The Malta Independent 22 January 2022, Saturday

Rule of law concerns ‘even stronger’, say MEPs following meetings with major parties

Helena Grech Friday, 1 June 2018, 20:29 Last update: about 5 years ago

Concerns about Malta's rule of law are "even stronger" say MEPs Ana Gomes and Sven Giegold following a day of meetings with the major political parties and civil society on the state of Malta's institutions and the progress about several investigations including the murder of Daphne Caruana Galizia.

Gomes, Giegold and PN MEP David Casa spent the day in Malta meeting with the relevant stakeholders as a follow-up into a rule of law report penned last January which included several recommendations. Report which emerged on high ranking officials through a consortium of journalists known as The Daphne Project also prompted the MEPs to inquire about why no police investigations were enacted as a result of the reports.

Gomes said the MEPs are primarily concerned with why Minister Konrad Mizzi and the Prime Minister's chief of staff Keith Schembri remain in power despite the mounting hard evidence that they were involved with illicit practices by setting up secretive offshore structures.

Gomes expressed particular concern that, despite Prime Minister Joseph Muscat's remarks that no stone would be left unturned to find out who commissioned Caruana Galizia's brutal murder last October, the magistrate tasked with investigating is overburdened with hundreds of other cases.

She said the same can be said for the other magistrates who are tasked with investigating Konrad Mizzi, Keith Schembri and the Prime Minister's wife.

Giegold described his "shock" that despite the numerous revelations made known through the Daphne Project, such as documents about Mizzi's offshore Panama companies and the contradictory explanations he provided were not followed up by investigative committees at a Parliamentary level.

He delivered a stark warning that Malta's booming economy could be seriously risked if the perception of impunity continues to strengthen by a lack of investigations or prosecution.

Another bone of contention is the fact that there are very few investigations into money laundering in Malta, fewer prosecutions and in the event of a guilty verdict the penalties are relatively light when the financial sector represents such a major portion of Malta's economy.

Last Thursday, Parliament held a discussion on the recommendations from the rule of law report produced last January by an MEP delegation with Labour MPs saying criticising the report of being biased.

Gomes boldly said that not one single fact produced in the report has been disputed, but it was the interpretations that have been called into question.

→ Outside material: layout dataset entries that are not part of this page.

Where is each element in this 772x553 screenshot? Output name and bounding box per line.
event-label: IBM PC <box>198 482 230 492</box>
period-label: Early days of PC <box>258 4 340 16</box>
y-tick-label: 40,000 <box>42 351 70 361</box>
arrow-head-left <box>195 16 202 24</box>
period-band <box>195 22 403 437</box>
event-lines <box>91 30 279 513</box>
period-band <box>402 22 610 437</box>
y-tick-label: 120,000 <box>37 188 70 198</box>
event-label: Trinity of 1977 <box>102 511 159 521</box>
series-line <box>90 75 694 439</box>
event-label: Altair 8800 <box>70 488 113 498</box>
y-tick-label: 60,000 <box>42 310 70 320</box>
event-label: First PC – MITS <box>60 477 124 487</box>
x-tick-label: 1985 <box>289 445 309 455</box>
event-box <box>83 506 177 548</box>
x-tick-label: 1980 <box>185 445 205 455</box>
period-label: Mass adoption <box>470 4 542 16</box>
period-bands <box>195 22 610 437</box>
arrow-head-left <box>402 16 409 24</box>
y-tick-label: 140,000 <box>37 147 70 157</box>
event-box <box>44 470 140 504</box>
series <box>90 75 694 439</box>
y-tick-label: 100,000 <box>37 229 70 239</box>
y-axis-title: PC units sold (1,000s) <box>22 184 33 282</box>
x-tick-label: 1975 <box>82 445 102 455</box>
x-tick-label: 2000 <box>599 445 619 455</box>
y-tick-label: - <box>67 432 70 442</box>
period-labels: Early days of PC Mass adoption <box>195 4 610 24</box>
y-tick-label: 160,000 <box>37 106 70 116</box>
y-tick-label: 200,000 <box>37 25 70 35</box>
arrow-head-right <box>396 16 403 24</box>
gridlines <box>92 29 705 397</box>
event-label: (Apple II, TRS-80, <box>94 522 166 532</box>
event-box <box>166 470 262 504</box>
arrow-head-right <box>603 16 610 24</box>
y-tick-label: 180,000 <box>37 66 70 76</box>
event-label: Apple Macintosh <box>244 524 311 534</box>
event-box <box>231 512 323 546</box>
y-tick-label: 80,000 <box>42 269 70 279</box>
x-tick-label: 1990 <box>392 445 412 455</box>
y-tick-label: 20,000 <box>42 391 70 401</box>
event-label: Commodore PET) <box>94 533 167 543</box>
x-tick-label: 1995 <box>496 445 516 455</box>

 She highlighted how it was the MEPs who questioned how Pilatus Bank, the controversial entity at the centre of numerous allegations, was granted a license to operate in the first place. Months later the owner of Pilatus Bank was arrested in the USA and investigators stated that the bank was set up with criminal proceeds.

More damning are the statements made by Giegold and Gomes that Moneyval, a highly reputable committee from the Council of Europe which evaluates money laundering legislation is "seriously concerned". Finance Minister Edward Scicluna once sat on this committee.

Asked whether Gomes and Giegold believe there has been some form of state or police 'cover up' into the murder of Caruana Galizia, Gomes said she could not say but reports of the three suspect charged with carrying out the murder would indicate that they were tipped off and that this should be investigated further.